More than 2,500 intersections in the Tar Heel State will become part of a one-year pilot project led by the North Carolina Department of Transportation (NCDOT) using technology from Flow Labs to better understand how traffic is moving in real time.
“Using Flow Labs’ analytics tools, we’re evaluating travel patterns to identify which of our 400-plus signal systems need retiming, helping reduce delays and improve traffic flow,” said Aaron Moody, assistant director of communications at the NCDOT, in an email. “The platform supports data-informed decisions while maintaining direct oversight and interpretation by our engineering staff."
Flow Labs technology does not require complicated hardware and software deployments, but instead uses “probe data” — the data coming from connected vehicles, or even digital devices in the vehicles — to provide various metrics related to speed or traffic delays.
“It’s the same type of technology that powers the information that flows through Google Maps, or your GPS devices,” explained Jatish Patel, CEO of Flow Labs, adding that the company takes this data and converts it into insights for “mission-critical infrastructure, like traffic signals.”
“They [Flow Labs] aggregate probe data into signals' performance measures for individual intersections and corridors, but there is no additional technology, hardware or software deployed at the individual intersections,” Moody said.
Flow Labs uses machine learning to process the data “to provide them [NCDOT] with accurate and timely insights into signal performance,” Patel said.
Understanding how thousands of traffic signals are performing means NCDOT must analyze millions of journeys every day.
“And one of their biggest challenges is their ability to see what’s happening,” Patel said, noting that large amounts of data, if not thoroughly analyzed, can go unused.
“What our technology does is it gives them information from vehicles on the road that allows them to understand what a typical road user experiences at the intersection,” Patel said.

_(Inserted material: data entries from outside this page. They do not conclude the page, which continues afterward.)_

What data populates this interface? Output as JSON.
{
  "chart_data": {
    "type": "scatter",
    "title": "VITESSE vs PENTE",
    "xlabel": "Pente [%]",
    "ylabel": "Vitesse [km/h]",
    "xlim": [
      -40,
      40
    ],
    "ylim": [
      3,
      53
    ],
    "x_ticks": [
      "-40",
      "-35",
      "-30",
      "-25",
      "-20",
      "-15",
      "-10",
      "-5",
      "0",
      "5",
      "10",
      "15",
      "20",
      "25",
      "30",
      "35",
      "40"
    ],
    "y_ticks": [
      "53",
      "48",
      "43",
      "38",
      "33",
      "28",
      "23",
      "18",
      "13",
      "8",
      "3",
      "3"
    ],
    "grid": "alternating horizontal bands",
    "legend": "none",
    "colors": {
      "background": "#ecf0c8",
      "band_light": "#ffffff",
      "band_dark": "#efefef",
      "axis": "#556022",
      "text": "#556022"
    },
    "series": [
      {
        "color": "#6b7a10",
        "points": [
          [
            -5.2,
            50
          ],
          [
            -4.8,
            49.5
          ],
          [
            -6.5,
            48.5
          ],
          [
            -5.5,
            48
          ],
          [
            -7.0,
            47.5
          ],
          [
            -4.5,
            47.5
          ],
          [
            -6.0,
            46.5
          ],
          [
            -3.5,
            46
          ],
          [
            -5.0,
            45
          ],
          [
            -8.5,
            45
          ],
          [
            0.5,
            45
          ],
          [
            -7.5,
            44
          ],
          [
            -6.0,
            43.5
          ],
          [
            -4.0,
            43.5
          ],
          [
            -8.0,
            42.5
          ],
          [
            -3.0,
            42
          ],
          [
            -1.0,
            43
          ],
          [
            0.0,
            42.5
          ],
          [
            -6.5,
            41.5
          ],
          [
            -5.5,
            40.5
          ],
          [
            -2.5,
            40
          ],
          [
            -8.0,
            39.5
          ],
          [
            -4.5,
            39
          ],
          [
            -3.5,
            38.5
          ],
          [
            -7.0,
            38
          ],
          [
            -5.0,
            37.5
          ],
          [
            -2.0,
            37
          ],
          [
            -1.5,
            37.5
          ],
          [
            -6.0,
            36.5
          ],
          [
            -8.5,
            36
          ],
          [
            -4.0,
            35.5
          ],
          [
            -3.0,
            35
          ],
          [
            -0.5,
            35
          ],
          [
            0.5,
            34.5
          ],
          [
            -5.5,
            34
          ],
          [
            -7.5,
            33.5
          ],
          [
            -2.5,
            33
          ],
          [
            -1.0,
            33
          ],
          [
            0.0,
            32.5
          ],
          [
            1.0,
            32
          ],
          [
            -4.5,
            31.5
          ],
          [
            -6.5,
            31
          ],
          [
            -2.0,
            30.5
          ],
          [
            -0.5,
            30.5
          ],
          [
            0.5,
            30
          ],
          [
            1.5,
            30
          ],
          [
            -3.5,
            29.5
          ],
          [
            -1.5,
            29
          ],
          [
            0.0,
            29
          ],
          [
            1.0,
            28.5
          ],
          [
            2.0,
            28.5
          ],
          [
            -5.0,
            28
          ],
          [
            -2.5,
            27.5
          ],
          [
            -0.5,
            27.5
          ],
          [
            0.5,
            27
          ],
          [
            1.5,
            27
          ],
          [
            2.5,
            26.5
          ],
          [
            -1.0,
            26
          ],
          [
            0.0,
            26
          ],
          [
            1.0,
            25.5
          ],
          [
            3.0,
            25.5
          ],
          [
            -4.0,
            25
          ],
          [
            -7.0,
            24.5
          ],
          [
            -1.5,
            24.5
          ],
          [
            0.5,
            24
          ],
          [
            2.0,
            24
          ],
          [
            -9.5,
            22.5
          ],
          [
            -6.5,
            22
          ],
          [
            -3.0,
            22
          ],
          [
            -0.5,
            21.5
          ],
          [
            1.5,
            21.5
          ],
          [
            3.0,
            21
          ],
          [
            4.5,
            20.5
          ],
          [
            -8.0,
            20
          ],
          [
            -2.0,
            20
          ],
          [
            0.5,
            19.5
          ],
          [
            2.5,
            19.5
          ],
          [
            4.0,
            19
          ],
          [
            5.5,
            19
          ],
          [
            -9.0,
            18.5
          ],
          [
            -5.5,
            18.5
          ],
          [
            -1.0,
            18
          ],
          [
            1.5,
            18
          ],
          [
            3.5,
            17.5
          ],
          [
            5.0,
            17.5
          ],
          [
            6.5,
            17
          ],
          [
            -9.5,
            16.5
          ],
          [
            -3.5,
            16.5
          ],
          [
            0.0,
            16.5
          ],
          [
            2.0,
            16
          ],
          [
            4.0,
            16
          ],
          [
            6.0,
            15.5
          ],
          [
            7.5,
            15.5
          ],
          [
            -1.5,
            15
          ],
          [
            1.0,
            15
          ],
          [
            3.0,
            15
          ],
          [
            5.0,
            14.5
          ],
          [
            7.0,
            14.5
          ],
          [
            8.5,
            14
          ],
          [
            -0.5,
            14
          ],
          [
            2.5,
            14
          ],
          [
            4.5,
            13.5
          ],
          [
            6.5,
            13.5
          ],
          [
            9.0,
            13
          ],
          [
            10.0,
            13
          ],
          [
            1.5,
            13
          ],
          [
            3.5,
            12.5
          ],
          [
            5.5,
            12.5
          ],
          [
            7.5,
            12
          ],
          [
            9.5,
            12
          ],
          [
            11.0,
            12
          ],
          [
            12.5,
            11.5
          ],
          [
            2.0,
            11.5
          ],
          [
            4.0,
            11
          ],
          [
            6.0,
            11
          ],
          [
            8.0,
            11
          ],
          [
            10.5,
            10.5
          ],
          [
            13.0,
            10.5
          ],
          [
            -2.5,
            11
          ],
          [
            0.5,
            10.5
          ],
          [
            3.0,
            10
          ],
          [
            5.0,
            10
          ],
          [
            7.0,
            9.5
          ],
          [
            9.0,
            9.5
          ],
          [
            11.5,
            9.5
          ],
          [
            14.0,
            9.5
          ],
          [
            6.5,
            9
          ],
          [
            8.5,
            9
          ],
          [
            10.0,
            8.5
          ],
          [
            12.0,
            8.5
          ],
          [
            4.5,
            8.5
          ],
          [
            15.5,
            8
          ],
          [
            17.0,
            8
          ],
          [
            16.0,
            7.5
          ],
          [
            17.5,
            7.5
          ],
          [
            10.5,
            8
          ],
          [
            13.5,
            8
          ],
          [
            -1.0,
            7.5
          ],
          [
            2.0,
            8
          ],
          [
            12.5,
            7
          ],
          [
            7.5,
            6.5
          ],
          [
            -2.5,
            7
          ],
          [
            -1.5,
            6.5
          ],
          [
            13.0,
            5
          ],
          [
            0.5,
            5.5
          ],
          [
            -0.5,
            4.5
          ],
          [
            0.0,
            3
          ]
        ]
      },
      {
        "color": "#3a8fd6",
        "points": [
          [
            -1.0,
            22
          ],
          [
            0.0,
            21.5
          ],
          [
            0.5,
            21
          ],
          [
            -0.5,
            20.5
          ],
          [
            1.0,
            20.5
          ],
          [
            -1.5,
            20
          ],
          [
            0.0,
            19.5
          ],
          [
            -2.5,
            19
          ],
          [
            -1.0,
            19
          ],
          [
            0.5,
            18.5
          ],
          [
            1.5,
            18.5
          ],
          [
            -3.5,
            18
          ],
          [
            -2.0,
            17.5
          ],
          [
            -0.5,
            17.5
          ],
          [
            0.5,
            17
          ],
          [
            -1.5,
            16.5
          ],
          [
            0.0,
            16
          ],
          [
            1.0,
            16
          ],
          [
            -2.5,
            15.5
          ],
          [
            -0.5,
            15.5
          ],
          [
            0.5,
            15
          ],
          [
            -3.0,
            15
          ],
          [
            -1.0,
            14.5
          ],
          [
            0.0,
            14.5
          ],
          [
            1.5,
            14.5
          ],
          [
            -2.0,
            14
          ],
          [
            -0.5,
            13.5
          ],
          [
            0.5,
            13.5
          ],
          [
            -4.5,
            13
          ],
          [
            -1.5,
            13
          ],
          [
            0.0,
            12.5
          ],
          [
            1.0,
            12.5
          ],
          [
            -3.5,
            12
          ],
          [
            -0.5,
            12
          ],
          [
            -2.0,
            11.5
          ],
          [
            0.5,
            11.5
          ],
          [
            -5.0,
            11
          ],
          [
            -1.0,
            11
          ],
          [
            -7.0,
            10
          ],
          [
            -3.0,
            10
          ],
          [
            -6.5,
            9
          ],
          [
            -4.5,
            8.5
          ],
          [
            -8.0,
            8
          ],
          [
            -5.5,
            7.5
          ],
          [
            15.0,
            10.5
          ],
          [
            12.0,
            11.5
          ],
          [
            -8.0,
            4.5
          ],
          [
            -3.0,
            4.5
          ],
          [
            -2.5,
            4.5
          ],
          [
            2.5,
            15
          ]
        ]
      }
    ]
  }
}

“And to see that all in one place allows them to be more proactive, to identify issues, as they start," he added, "not when they’ve impacted thousands of road users over multiple months,” he added.
The technology can be used to optimize signals, providing engineers with improved signal timing plans based on the agencies' preferences and traffic management strategies, as well as offering predictive information related to how well traffic management plans will perform.
“The data helps our engineers identify underperforming corridors, prioritize adjustments and document improvements with before-and-after comparisons,” Moody said. “It also supports early detection of potential issues, allowing for timely fixes that minimize disruptions for travelers.”